Using in silico analysis to investigate the false positive potential of qPCR systems for potato disease diagnosis

Abstract

Potato (Solanum tuberosum) is one of the most important global crops facing threats from different diseases. Rapid and accurate diagnosis is essential to control disease development and spread. Quantitative real-time PCR (qPCR) has been widely used in potato disease diagnosis. In this study, we evaluated the specificity of 19 probe-based and four SYBR Green-based qPCR protocols for 17 potato diseases using in silico analysis. Primers and probes of those protocols were subjected to BLASTn analysis against the nucleotide collection (nr/nt) database and the whole-genome shotgun contigs (wgs) database of NCBI for the presence of primer/probe sequences in non-target species. Results showed that 12 of 23 qPCR protocols were not specific to the target pathogens.

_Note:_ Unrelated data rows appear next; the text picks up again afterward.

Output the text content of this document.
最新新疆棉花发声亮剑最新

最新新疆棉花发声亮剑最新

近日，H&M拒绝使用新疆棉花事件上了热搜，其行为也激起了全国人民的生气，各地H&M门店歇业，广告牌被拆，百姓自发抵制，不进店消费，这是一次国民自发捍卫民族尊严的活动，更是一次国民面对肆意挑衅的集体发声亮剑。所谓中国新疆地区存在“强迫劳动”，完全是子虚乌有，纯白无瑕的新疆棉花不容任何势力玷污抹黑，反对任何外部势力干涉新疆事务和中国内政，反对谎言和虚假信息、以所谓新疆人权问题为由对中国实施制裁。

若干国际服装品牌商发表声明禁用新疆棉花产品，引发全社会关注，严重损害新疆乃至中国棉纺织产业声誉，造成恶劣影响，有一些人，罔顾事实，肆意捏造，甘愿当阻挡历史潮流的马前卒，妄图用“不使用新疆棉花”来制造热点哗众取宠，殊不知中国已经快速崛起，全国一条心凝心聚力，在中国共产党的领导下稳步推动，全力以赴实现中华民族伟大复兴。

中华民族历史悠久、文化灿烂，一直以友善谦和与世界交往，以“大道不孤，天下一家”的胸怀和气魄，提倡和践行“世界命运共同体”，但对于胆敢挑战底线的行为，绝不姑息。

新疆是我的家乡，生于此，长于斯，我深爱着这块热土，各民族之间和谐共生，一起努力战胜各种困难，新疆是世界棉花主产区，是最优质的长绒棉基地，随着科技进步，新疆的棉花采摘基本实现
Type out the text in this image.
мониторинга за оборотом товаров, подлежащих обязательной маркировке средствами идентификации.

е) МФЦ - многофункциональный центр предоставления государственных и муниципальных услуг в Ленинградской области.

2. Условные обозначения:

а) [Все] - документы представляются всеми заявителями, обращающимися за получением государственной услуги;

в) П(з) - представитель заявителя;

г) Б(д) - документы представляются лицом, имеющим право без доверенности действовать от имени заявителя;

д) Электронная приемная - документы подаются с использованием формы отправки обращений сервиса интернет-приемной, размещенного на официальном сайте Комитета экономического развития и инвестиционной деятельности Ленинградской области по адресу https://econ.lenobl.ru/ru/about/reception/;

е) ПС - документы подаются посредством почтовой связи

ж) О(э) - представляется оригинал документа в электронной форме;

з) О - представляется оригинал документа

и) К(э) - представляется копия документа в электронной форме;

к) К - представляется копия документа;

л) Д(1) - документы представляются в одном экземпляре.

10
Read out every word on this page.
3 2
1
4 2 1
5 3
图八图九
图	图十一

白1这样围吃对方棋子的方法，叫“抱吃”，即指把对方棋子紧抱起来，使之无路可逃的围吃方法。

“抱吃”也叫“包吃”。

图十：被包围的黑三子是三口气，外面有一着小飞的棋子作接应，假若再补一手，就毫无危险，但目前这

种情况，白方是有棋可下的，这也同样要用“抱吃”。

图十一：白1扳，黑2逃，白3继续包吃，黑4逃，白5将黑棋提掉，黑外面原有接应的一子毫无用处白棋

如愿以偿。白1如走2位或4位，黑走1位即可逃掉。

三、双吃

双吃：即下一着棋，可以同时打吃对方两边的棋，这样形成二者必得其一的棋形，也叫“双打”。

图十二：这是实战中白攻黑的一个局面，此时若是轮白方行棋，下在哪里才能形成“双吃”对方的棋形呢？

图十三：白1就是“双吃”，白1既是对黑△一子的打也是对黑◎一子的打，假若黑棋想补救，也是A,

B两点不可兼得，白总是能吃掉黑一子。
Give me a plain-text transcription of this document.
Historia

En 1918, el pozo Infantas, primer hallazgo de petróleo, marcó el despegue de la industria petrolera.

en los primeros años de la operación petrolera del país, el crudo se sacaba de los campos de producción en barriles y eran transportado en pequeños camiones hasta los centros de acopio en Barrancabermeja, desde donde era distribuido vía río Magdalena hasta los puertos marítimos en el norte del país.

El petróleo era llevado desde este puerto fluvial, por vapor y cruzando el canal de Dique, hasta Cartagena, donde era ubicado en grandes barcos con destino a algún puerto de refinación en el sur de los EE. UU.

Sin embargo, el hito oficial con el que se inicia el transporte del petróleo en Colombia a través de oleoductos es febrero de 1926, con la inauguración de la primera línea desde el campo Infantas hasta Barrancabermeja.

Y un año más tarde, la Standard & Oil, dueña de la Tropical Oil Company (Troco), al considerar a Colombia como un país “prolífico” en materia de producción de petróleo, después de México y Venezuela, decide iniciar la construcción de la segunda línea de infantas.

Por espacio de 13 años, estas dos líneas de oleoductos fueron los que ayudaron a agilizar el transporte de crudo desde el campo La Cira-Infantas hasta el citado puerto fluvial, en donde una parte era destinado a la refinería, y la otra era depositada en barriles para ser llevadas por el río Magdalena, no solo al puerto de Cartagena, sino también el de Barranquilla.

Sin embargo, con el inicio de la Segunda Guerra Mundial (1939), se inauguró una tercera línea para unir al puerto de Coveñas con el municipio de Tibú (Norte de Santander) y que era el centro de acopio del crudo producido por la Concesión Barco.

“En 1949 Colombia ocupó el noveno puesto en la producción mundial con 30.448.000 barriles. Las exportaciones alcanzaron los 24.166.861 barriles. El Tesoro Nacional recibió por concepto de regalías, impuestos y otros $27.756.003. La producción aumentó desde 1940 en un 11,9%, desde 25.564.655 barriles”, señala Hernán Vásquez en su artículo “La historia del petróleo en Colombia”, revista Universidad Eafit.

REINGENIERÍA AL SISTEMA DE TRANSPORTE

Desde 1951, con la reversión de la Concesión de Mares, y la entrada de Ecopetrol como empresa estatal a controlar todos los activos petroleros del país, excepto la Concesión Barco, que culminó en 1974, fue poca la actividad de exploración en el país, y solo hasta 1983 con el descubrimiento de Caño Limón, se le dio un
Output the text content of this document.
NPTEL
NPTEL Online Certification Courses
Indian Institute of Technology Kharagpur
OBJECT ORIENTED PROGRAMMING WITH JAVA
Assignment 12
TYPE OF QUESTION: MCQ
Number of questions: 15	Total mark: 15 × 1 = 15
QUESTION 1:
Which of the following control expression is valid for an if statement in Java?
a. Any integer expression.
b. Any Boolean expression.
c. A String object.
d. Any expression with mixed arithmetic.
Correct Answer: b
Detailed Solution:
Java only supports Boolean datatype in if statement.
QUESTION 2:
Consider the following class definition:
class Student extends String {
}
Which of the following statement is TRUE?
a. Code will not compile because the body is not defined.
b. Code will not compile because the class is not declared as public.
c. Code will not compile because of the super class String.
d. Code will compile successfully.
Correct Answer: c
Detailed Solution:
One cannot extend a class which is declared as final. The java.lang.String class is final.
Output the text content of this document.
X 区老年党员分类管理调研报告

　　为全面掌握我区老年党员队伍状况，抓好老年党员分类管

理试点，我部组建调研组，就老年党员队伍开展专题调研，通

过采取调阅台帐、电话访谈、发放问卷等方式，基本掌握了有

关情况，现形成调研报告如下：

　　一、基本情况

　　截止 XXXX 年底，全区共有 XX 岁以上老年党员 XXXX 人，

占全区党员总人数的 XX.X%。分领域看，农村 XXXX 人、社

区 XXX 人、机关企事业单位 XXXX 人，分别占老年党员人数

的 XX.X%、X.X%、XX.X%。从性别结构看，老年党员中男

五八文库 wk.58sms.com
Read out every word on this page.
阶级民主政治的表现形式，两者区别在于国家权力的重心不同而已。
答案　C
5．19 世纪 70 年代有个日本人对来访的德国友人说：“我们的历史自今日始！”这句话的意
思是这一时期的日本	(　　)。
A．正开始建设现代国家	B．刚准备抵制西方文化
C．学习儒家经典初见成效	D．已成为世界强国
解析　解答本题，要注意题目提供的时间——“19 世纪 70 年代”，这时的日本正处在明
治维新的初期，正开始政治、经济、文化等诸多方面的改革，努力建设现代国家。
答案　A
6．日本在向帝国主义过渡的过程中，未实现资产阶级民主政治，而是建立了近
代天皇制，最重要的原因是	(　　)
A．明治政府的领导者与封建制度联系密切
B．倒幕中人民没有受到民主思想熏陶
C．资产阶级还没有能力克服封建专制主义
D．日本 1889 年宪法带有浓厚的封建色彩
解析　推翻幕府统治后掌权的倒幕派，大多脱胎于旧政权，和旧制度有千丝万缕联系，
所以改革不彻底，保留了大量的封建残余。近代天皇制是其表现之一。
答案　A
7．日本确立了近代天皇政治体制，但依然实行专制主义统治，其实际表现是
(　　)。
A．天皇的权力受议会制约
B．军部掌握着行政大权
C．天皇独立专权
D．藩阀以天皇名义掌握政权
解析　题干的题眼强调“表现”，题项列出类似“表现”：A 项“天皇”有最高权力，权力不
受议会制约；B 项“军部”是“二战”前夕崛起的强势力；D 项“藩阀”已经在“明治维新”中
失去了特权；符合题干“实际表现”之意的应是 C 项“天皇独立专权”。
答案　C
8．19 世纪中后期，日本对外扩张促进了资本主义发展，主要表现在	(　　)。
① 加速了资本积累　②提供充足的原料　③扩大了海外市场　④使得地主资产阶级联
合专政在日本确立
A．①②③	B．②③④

A qPCR experiment indicated that even nine single nucleotide polymorphisms (SNPs) are present on the sequences of the primer/probe binding sites between the potato silver scurf pathogen Helminthosporium solani and its close-related species H. velutinum, the primers/probe specific to the former could amplify signals from the latter. These findings highlight the need for additional methods to enhance the diagnostic accuracy and new sequencing technologies such as next generation sequencing could provide useful information to develop specific diagnostic protocols for these pathogens.